/dex2xml

Primary LanguagePython

DEX2XML

dex2xml is a Python script to convert DEXonline database to xml format for creating a MOBI dictionary.

Due to Kindle fonts, the diacritics for Romanian language are not displayed properly (Romanian standard defines diacritics as letters with comma (,) and Kindle displays these with cedilla) Due to this problem, searching for terms containing diacritics with comma would not return any result. This was overcome by exporting terms and inflected forms both with comma and with cedilla.

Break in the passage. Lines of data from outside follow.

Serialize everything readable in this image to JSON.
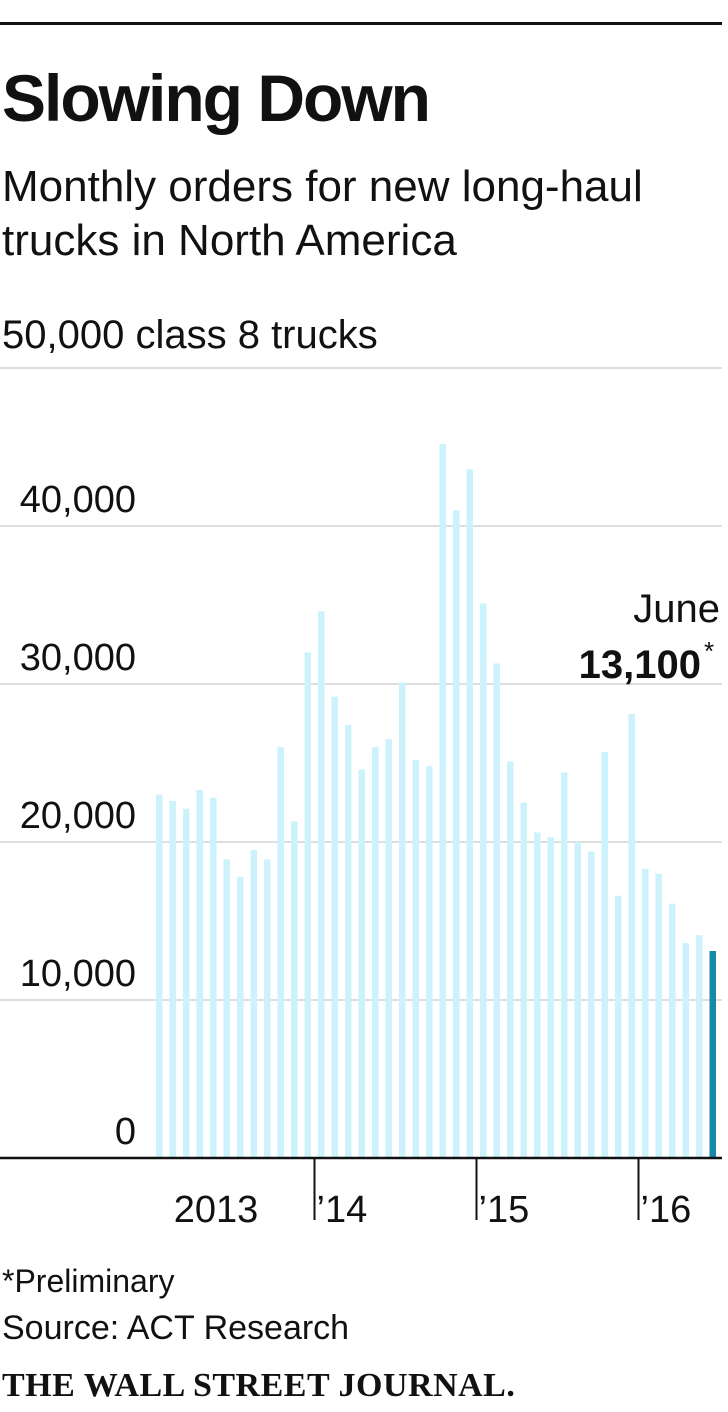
{
  "header": {
    "title": "Slowing Down",
    "subtitle": "Monthly orders for new long-haul trucks in North America",
    "units": "50,000 class 8 trucks"
  },
  "footer": {
    "footnote_mark": "*",
    "footnote_text": "Preliminary",
    "source": "Source: ACT Research",
    "publisher": "THE WALL STREET JOURNAL."
  },
  "colors": {
    "bar": "#ccf2fc",
    "highlight": "#1a88aa",
    "grid": "#d4d4d4",
    "axis": "#111111",
    "text": "#111111"
  },
  "chart_data": {
    "type": "bar",
    "title": "Slowing Down",
    "subtitle": "Monthly orders for new long-haul trucks in North America",
    "ylabel": "50,000 class 8 trucks",
    "ylim": [
      0,
      50000
    ],
    "yticks": [
      0,
      10000,
      20000,
      30000,
      40000
    ],
    "ytick_labels": [
      "0",
      "10,000",
      "20,000",
      "30,000",
      "40,000"
    ],
    "grid": true,
    "xtick_labels": [
      {
        "label": "2013",
        "after_index": null
      },
      {
        "label": "’14",
        "after_index": 11
      },
      {
        "label": "’15",
        "after_index": 23
      },
      {
        "label": "’16",
        "after_index": 35
      }
    ],
    "categories": [
      "Jan 2013",
      "Feb 2013",
      "Mar 2013",
      "Apr 2013",
      "May 2013",
      "Jun 2013",
      "Jul 2013",
      "Aug 2013",
      "Sep 2013",
      "Oct 2013",
      "Nov 2013",
      "Dec 2013",
      "Jan 2014",
      "Feb 2014",
      "Mar 2014",
      "Apr 2014",
      "May 2014",
      "Jun 2014",
      "Jul 2014",
      "Aug 2014",
      "Sep 2014",
      "Oct 2014",
      "Nov 2014",
      "Dec 2014",
      "Jan 2015",
      "Feb 2015",
      "Mar 2015",
      "Apr 2015",
      "May 2015",
      "Jun 2015",
      "Jul 2015",
      "Aug 2015",
      "Sep 2015",
      "Oct 2015",
      "Nov 2015",
      "Dec 2015",
      "Jan 2016",
      "Feb 2016",
      "Mar 2016",
      "Apr 2016",
      "May 2016",
      "Jun 2016"
    ],
    "values": [
      23000,
      22600,
      22100,
      23300,
      22800,
      18900,
      17800,
      19500,
      18900,
      26000,
      21300,
      32000,
      34600,
      29200,
      27400,
      24600,
      26000,
      26500,
      30100,
      25200,
      24800,
      45200,
      41000,
      43600,
      35100,
      31300,
      25100,
      22500,
      20600,
      20300,
      24400,
      20000,
      19400,
      25700,
      16600,
      28100,
      18300,
      18000,
      16100,
      13600,
      14100,
      13100
    ],
    "highlight_index": 41,
    "annotation": {
      "month": "June",
      "value": "13,100",
      "mark": "*"
    }
  }
}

Tested with Kindle Paperwhite 2013 and Kindle Keyboard 2010

This python script is based on tab2opf.py by Klokan Petr Pøidal (www.klokan.cz) The regexs for formatting definitions are adapted from: https://github.com/dexonline/dexonline/blob/master/lib/Constant.php#L68 https://wiki.dexonline.ro/wiki/Ghidul_voluntarului

Requirements:

Workflow:

  • The Deploy workflow from the Github Actions section of the repo can also be used to create the .mobi dictionary. This has the advantage of not requiring to install anything. You can find the generated file(s) in the "artifacts" section of a succesful build.

Usage:

dex2xml.py (-i | -b | -h | -v) [-s SERVER] [-p PORT] [-u USERNAME]
            [-passwd PASSWORD] [-d DATABASE]
            [-src SOURCES [SOURCES ...]] [-o OUTPUTFILE]
            [--diacritics {comma,cedilla,both}] [-k | -t]

optional arguments:
-i, --interactive     run the program in interactive mode
-b, --batch           run the program in batch mode, taking parameters from command line
-h, --help            print this help file
-v, --version         print the program's version

Batch arguments:
-s SERVER, --server SERVER
                    Specify the mysql server to connect to.
                    Default: 'localhost'
-p PORT, --port PORT  Mysql server port.
                    Default: 3306
-u USERNAME, --username USERNAME
                    Specify the username to connect to mysql server.
                    Default: 'root'
-passwd PASSWORD, --password PASSWORD
                    The password of the mysql server.
-d DATABASE, --database DATABASE
                    DEX database on the mysql server.
                    Default: 'DEX'
-src SOURCES [SOURCES ...], --sources SOURCES [SOURCES ...]
                    List of dictionary sources to extract from database.
                    Must contain the sources id's from the table 'sources'.
                    If some source doesn't exist or can't be distributed, it will be removed from the list.
                    Default: 27 36
-o OUTPUTFILE, --outputfile OUTPUTFILE
                    Filename of output file.
                    May include path.
                    Existing files will be deleted first.
                    Default: 'DEXonline'
--diacritics {comma,cedilla,both}
                    Specify how the diacritics should be exported.
                    Default: 'both'
-k, --kindlegen     Do not run kindlegen to convert the output to MOBI.
                    Default: not set
-t, --temp_files    Keep the temporary files after running kindlegen.
                    Default: not set

Version history:

0.9.2
    updated to work with Python 3.10
    fixed "A" chapter not being generated correctly
    implemented formatting for definitions
    added workaround for displaying the titles from "Mic dictionar mitologic greco-roman"
    reworked page formatting, cleaned up templates

0.9.1
    added parameter to select how the diacritics should be exported (comma, cedilla, both)

0.9.0
    output file compliant with EPUB Publications 3.0 (http://www.idpf.org/epub/30/spec/epub30-publications.html)
    added TOC
    added abbreviation page
    added full interactive mode
    added full batch mode
    added usage help

0.2.2
    various bugfixes and improvements
    added posibility to directly run 'kindlegen' to convert the OPF to MOBI

0.2.1
    added parameters for connecting to MySql server
    added posibility to choose the dictionary sources

0.2
    initial dex2xml.py version

0.1
    initial version of tab2opf.py - Copyright (C) 2007 - Klokan Petr Pøidal (www.klokan.cz)

License

This library is free software; you can redistribute it and/or modify it under the terms of the GNU Library General Public License as published by the Free Software Foundation; either version 2 of the License, or (at your option) any later version.

This library is distributed in the hope that it will be useful, but WITHOUT ANY WARRANTY; without even the implied warranty of MERCHANTABILITY or FITNESS FOR A PARTICULAR PURPOSE. See the GNU Library General Public License for more details.

You should have received a copy of the GNU Library General Public License along with this library; if not, write to the Free Software Foundation, Inc., 59 Temple Place - Suite 330, Boston, MA 02111-1307, USA.